Saturday, January 29, 2011

Nabokov's Butterflies; Ellen Stewart's Death (La MaMa)

[The lobster & the canary will be moving their physical abode to Manhattan's Lower East Side this week, so may be a little delayed in posting. But please stay tuned!]

C.P. Snow famously wrote of the two cultures-- science and the arts-- as sundered, incommensurate endeavors, a dialogue of the deaf. Yet, as Snow knew well and lamented, the bifurcation is recent. Goethe made a serious study of optics, Erasmus Darwin and Humphrey Davy promoted in verse some of their discoveries, while Keats and Shelley keenly followed the latest scientific news. Richard Holmes's The Age of Wonder: How the Romantic Generation Discovered the Beauty and Terror of Science (2008) is a particularly fine survey of how poets, artists, naturalists and chemists found common ground for discussion two centuries ago.
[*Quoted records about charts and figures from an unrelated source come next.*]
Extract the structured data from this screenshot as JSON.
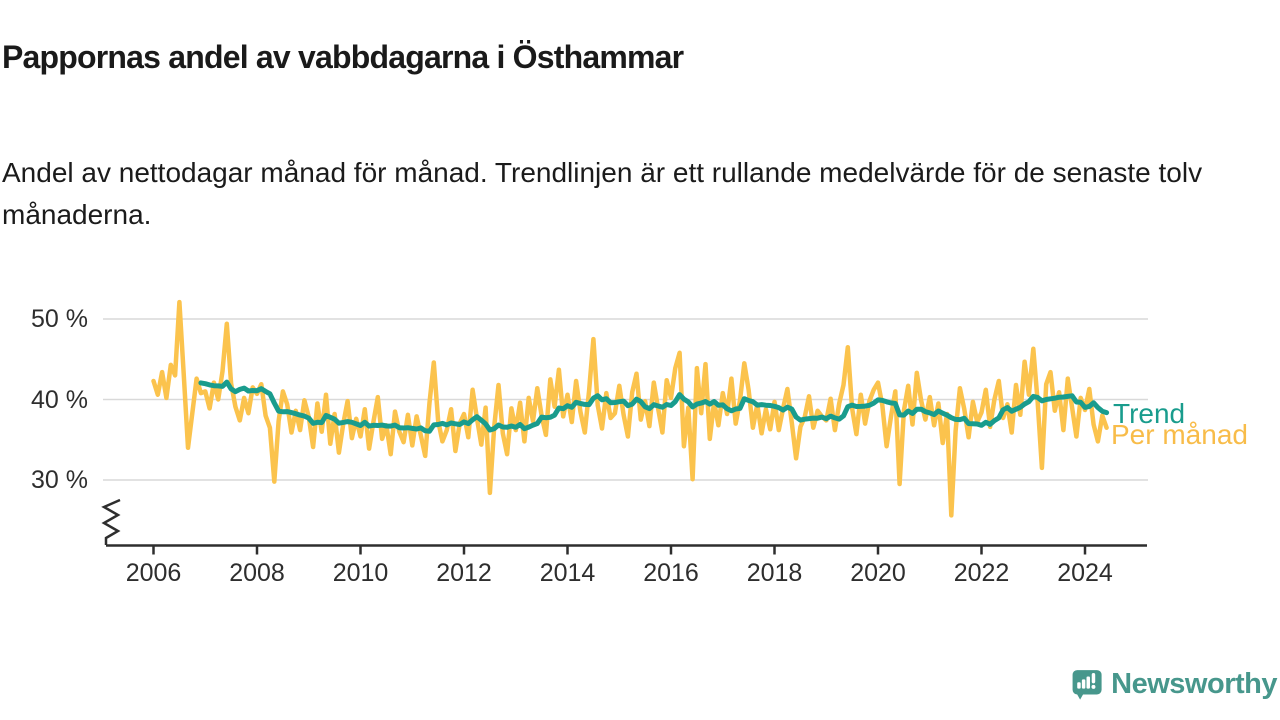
{
  "header": {
    "title": "Pappornas andel av vabbdagarna i Östhammar",
    "subtitle": "Andel av nettodagar månad för månad. Trendlinjen är ett rullande medelvärde för de senaste tolv månaderna."
  },
  "footer": {
    "brand": "Newsworthy",
    "brand_color": "#47978c"
  },
  "chart_data": {
    "type": "line",
    "title": "Pappornas andel av vabbdagarna i Östhammar",
    "unit": "%",
    "x_start": "2006-01",
    "x_end": "2024-06",
    "x_tick_labels": [
      "2006",
      "2008",
      "2010",
      "2012",
      "2014",
      "2016",
      "2018",
      "2020",
      "2022",
      "2024"
    ],
    "y_tick_labels": [
      "50 %",
      "40 %",
      "30 %"
    ],
    "y_tick_values": [
      50,
      40,
      30
    ],
    "ylim_display": [
      24,
      53
    ],
    "axis_break": true,
    "grid": "horizontal",
    "legend_position": "right-of-line-end",
    "axis_color": "#2e2e2e",
    "grid_color": "#d9d9d9",
    "series": [
      {
        "name": "Per månad",
        "color": "#fbc34d",
        "label_color": "#f8bc49",
        "cadence": "monthly",
        "values": [
          42.3,
          40.6,
          43.4,
          40.2,
          44.3,
          43.0,
          52.1,
          43.2,
          34.0,
          38.3,
          42.6,
          40.8,
          41.0,
          38.9,
          42.1,
          40.0,
          43.5,
          49.4,
          42.0,
          39.1,
          37.4,
          40.2,
          38.3,
          41.5,
          40.7,
          41.9,
          38.0,
          36.5,
          29.8,
          37.3,
          41.0,
          39.4,
          35.9,
          38.6,
          36.2,
          39.9,
          37.8,
          34.1,
          39.5,
          36.0,
          40.6,
          34.5,
          38.2,
          33.4,
          37.0,
          39.8,
          35.2,
          37.6,
          35.4,
          38.8,
          33.9,
          37.2,
          40.3,
          35.1,
          36.8,
          33.2,
          38.5,
          36.0,
          34.7,
          38.1,
          34.3,
          37.9,
          35.5,
          33.0,
          39.6,
          44.6,
          37.4,
          34.8,
          36.2,
          38.8,
          33.6,
          37.0,
          38.2,
          35.3,
          41.2,
          37.7,
          34.4,
          39.0,
          28.4,
          36.6,
          41.8,
          35.8,
          33.2,
          38.9,
          36.2,
          39.6,
          34.8,
          40.2,
          37.3,
          41.4,
          38.0,
          35.6,
          42.5,
          39.1,
          43.7,
          37.9,
          40.6,
          37.2,
          42.3,
          38.5,
          35.9,
          41.1,
          47.5,
          39.3,
          36.4,
          40.8,
          37.7,
          38.3,
          41.7,
          38.1,
          35.4,
          40.9,
          43.2,
          37.5,
          39.8,
          36.7,
          42.1,
          38.9,
          35.9,
          42.4,
          40.2,
          43.9,
          45.8,
          34.2,
          39.0,
          30.1,
          43.9,
          38.3,
          44.4,
          35.1,
          39.7,
          36.8,
          40.8,
          38.2,
          42.6,
          37.0,
          39.9,
          44.5,
          41.2,
          36.5,
          39.4,
          35.8,
          38.8,
          36.3,
          39.7,
          36.2,
          38.9,
          41.3,
          37.1,
          32.7,
          36.6,
          37.8,
          40.4,
          36.5,
          38.6,
          37.9,
          37.4,
          40.1,
          36.2,
          39.5,
          41.8,
          46.5,
          38.9,
          35.7,
          40.6,
          37.0,
          39.8,
          41.2,
          42.1,
          39.3,
          34.2,
          37.8,
          41.0,
          29.5,
          38.6,
          41.7,
          36.9,
          43.3,
          39.9,
          37.5,
          40.3,
          36.8,
          39.5,
          34.6,
          38.2,
          25.6,
          36.1,
          41.4,
          38.8,
          35.3,
          39.7,
          37.2,
          38.4,
          41.2,
          36.6,
          40.0,
          42.3,
          37.7,
          39.4,
          35.9,
          41.8,
          38.1,
          44.7,
          40.6,
          46.3,
          39.8,
          31.5,
          41.9,
          43.4,
          38.6,
          40.9,
          36.2,
          42.6,
          39.0,
          35.4,
          40.2,
          38.7,
          41.3,
          36.9,
          34.8,
          38.0,
          36.5
        ]
      },
      {
        "name": "Trend",
        "color": "#199c8d",
        "label_color": "#199c8d",
        "derived": "rolling mean of the last 12 months of 'Per månad', plotted from 2006-12"
      }
    ]
  }
}
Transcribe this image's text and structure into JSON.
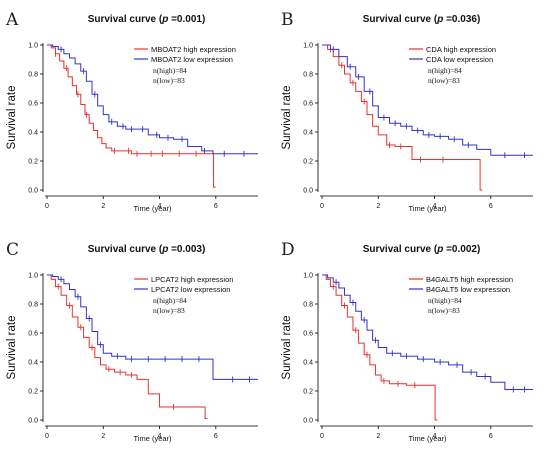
{
  "colors": {
    "high": "#e8312f",
    "low": "#3333cc"
  },
  "chart_data": [
    {
      "type": "line",
      "panel_letter": "A",
      "title": {
        "pre": "Survival curve (",
        "p": "p",
        "post": " =0.001)"
      },
      "xlabel": "Time (year)",
      "ylabel": "Survival rate",
      "xlim": [
        0,
        7.5
      ],
      "ylim": [
        0,
        1.0
      ],
      "xticks": [
        "0",
        "2",
        "4",
        "6"
      ],
      "yticks": [
        "0.0",
        "0.2",
        "0.4",
        "0.6",
        "0.8",
        "1.0"
      ],
      "legend_position": "top-right",
      "n_high": "n(high)=84",
      "n_low": "n(low)=83",
      "series": [
        {
          "name": "MBOAT2 high expression",
          "color_key": "high",
          "x": [
            0,
            0.15,
            0.3,
            0.45,
            0.6,
            0.75,
            0.9,
            1.05,
            1.2,
            1.35,
            1.5,
            1.65,
            1.8,
            1.95,
            2.1,
            2.3,
            2.6,
            3.0,
            3.5,
            4.0,
            5.0,
            5.9,
            5.92,
            6.0
          ],
          "y": [
            1.0,
            0.98,
            0.94,
            0.89,
            0.84,
            0.78,
            0.72,
            0.66,
            0.59,
            0.52,
            0.46,
            0.41,
            0.36,
            0.32,
            0.29,
            0.27,
            0.27,
            0.25,
            0.25,
            0.25,
            0.25,
            0.25,
            0.02,
            0.02
          ],
          "censor": [
            0.3,
            0.7,
            1.1,
            1.4,
            2.4,
            2.9,
            3.2,
            3.7,
            4.1,
            4.7,
            5.3
          ]
        },
        {
          "name": "MBOAT2 low expression",
          "color_key": "low",
          "x": [
            0,
            0.2,
            0.4,
            0.6,
            0.8,
            1.0,
            1.2,
            1.4,
            1.6,
            1.8,
            2.0,
            2.2,
            2.5,
            2.8,
            3.2,
            3.6,
            4.0,
            4.5,
            5.0,
            5.5,
            5.9,
            7.5
          ],
          "y": [
            1.0,
            0.99,
            0.97,
            0.94,
            0.91,
            0.87,
            0.82,
            0.75,
            0.66,
            0.58,
            0.52,
            0.47,
            0.44,
            0.42,
            0.42,
            0.38,
            0.36,
            0.35,
            0.3,
            0.27,
            0.25,
            0.25
          ],
          "censor": [
            0.5,
            1.3,
            1.7,
            2.3,
            2.7,
            3.0,
            3.4,
            3.9,
            4.3,
            4.8,
            5.6,
            6.3,
            7.0
          ]
        }
      ]
    },
    {
      "type": "line",
      "panel_letter": "B",
      "title": {
        "pre": "Survival curve (",
        "p": "p",
        "post": " =0.036)"
      },
      "xlabel": "Time (year)",
      "ylabel": "Survival rate",
      "xlim": [
        0,
        7.5
      ],
      "ylim": [
        0,
        1.0
      ],
      "xticks": [
        "0",
        "2",
        "4",
        "6"
      ],
      "yticks": [
        "0.0",
        "0.2",
        "0.4",
        "0.6",
        "0.8",
        "1.0"
      ],
      "legend_position": "top-right",
      "n_high": "n(high)=84",
      "n_low": "n(low)=83",
      "series": [
        {
          "name": "CDA high expression",
          "color_key": "high",
          "x": [
            0,
            0.2,
            0.4,
            0.6,
            0.8,
            1.0,
            1.2,
            1.4,
            1.6,
            1.8,
            2.0,
            2.3,
            2.6,
            3.0,
            3.2,
            4.0,
            5.0,
            5.6,
            5.62,
            5.7
          ],
          "y": [
            1.0,
            0.97,
            0.92,
            0.86,
            0.8,
            0.74,
            0.68,
            0.61,
            0.52,
            0.44,
            0.38,
            0.31,
            0.3,
            0.3,
            0.21,
            0.21,
            0.21,
            0.21,
            0.0,
            0.0
          ],
          "censor": [
            0.3,
            0.7,
            1.1,
            1.5,
            2.4,
            2.8,
            3.5,
            4.3
          ]
        },
        {
          "name": "CDA low expression",
          "color_key": "low",
          "x": [
            0,
            0.3,
            0.6,
            0.9,
            1.2,
            1.5,
            1.8,
            2.0,
            2.4,
            2.8,
            3.2,
            3.6,
            4.0,
            4.5,
            5.0,
            5.5,
            6.0,
            7.5
          ],
          "y": [
            1.0,
            0.97,
            0.92,
            0.85,
            0.78,
            0.68,
            0.58,
            0.5,
            0.46,
            0.44,
            0.41,
            0.38,
            0.37,
            0.35,
            0.31,
            0.28,
            0.24,
            0.24
          ],
          "censor": [
            0.4,
            1.0,
            1.3,
            1.7,
            2.2,
            2.6,
            3.0,
            3.4,
            3.8,
            4.2,
            4.7,
            5.2,
            6.5,
            7.2
          ]
        }
      ]
    },
    {
      "type": "line",
      "panel_letter": "C",
      "title": {
        "pre": "Survival curve (",
        "p": "p",
        "post": " =0.003)"
      },
      "xlabel": "Time (year)",
      "ylabel": "Survival rate",
      "xlim": [
        0,
        7.5
      ],
      "ylim": [
        0,
        1.0
      ],
      "xticks": [
        "0",
        "2",
        "4",
        "6"
      ],
      "yticks": [
        "0.0",
        "0.2",
        "0.4",
        "0.6",
        "0.8",
        "1.0"
      ],
      "legend_position": "top-right",
      "n_high": "n(high)=84",
      "n_low": "n(low)=83",
      "series": [
        {
          "name": "LPCAT2 high expression",
          "color_key": "high",
          "x": [
            0,
            0.15,
            0.3,
            0.5,
            0.7,
            0.9,
            1.1,
            1.3,
            1.5,
            1.7,
            1.9,
            2.1,
            2.4,
            2.8,
            3.2,
            3.6,
            4.0,
            5.0,
            5.6,
            5.62,
            5.7
          ],
          "y": [
            1.0,
            0.97,
            0.92,
            0.86,
            0.79,
            0.71,
            0.64,
            0.57,
            0.5,
            0.43,
            0.38,
            0.35,
            0.33,
            0.31,
            0.28,
            0.18,
            0.09,
            0.09,
            0.09,
            0.01,
            0.01
          ],
          "censor": [
            0.4,
            0.8,
            1.2,
            1.6,
            2.2,
            2.6,
            3.0,
            4.5
          ]
        },
        {
          "name": "LPCAT2 low expression",
          "color_key": "low",
          "x": [
            0,
            0.2,
            0.4,
            0.6,
            0.8,
            1.0,
            1.2,
            1.4,
            1.6,
            1.8,
            2.0,
            2.3,
            2.8,
            3.4,
            4.0,
            5.0,
            5.9,
            7.5
          ],
          "y": [
            1.0,
            0.99,
            0.97,
            0.94,
            0.9,
            0.85,
            0.78,
            0.7,
            0.61,
            0.52,
            0.46,
            0.44,
            0.42,
            0.42,
            0.42,
            0.42,
            0.28,
            0.28
          ],
          "censor": [
            0.5,
            1.1,
            1.5,
            1.9,
            2.5,
            3.0,
            3.6,
            4.2,
            4.8,
            5.4,
            6.6,
            7.2
          ]
        }
      ]
    },
    {
      "type": "line",
      "panel_letter": "D",
      "title": {
        "pre": "Survival curve (",
        "p": "p",
        "post": " =0.002)"
      },
      "xlabel": "Time (year)",
      "ylabel": "Survival rate",
      "xlim": [
        0,
        7.5
      ],
      "ylim": [
        0,
        1.0
      ],
      "xticks": [
        "0",
        "2",
        "4",
        "6"
      ],
      "yticks": [
        "0.0",
        "0.2",
        "0.4",
        "0.6",
        "0.8",
        "1.0"
      ],
      "legend_position": "top-right",
      "n_high": "n(high)=84",
      "n_low": "n(low)=83",
      "series": [
        {
          "name": "B4GALT5 high expression",
          "color_key": "high",
          "x": [
            0,
            0.15,
            0.3,
            0.5,
            0.7,
            0.9,
            1.1,
            1.3,
            1.5,
            1.7,
            1.9,
            2.1,
            2.4,
            3.0,
            3.6,
            4.0,
            4.02,
            4.1
          ],
          "y": [
            1.0,
            0.97,
            0.92,
            0.86,
            0.79,
            0.71,
            0.62,
            0.53,
            0.45,
            0.38,
            0.31,
            0.27,
            0.25,
            0.24,
            0.24,
            0.24,
            0.0,
            0.0
          ],
          "censor": [
            0.4,
            0.8,
            1.2,
            1.6,
            2.2,
            2.7,
            3.3
          ]
        },
        {
          "name": "B4GALT5 low expression",
          "color_key": "low",
          "x": [
            0,
            0.2,
            0.4,
            0.6,
            0.8,
            1.0,
            1.2,
            1.4,
            1.6,
            1.8,
            2.0,
            2.3,
            2.8,
            3.4,
            4.0,
            4.5,
            5.0,
            5.5,
            6.0,
            6.5,
            7.5
          ],
          "y": [
            1.0,
            0.98,
            0.95,
            0.91,
            0.86,
            0.81,
            0.75,
            0.69,
            0.62,
            0.55,
            0.5,
            0.46,
            0.44,
            0.42,
            0.4,
            0.38,
            0.33,
            0.3,
            0.26,
            0.21,
            0.21
          ],
          "censor": [
            0.5,
            1.1,
            1.5,
            1.9,
            2.5,
            3.0,
            3.6,
            4.2,
            4.8,
            5.3,
            5.8,
            6.8,
            7.2
          ]
        }
      ]
    }
  ]
}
Thus, it pleases me greatly to read this past week that entomologists have vindicated Nabokov's theory on the origins of the Polyomattus blue butterflies. Nabokov once said: “A writer should have the precision of a poet and the imagination of a scientist.” This is how Erin Overbey starts a January 27th essay on The New Yorker blog, that in turn links to the Jan. 25th New York Times article reporting on scientists' acceptance of what had been Nabokov's long-spurned hypothesis.

Click here for more.

The other news that hits is the death at age 91 on January 13th of Ellen Stewart, a protean, hugely influential figure in 20th-century American culture. Founder 50 years ago of LaMaMa ETC (Experimental Theatre Club) on Manhattan's Lower East Side, Stewart pioneered Off Off Broadway, broke and bent all sorts of genre rules and artistic protocols, helped invent new aesthetic vocabularies, and launched/collaborated with an enormous range of the country's best stage and musical talent. (Among many others: Pacino, DeNiro, Olympia Dukakis, Harvey Keitel, Richard Dreyfuss, Bette Midler, Sam Shepard, Harvey Fierstein, Nick Nolte, Elizabeth Swados, Meredith Monk, Philip Glass.)

Many of the techniques and attitudes she helped foster have moved from the fringe into the American mainstream. Many folks who have never heard of Stewart or LaMaMa are nevertheless conversant now in the styles she and they pioneered, much as people who have never heard of Schwitters are comfortable with collage. That's a deep and pervasive legacy.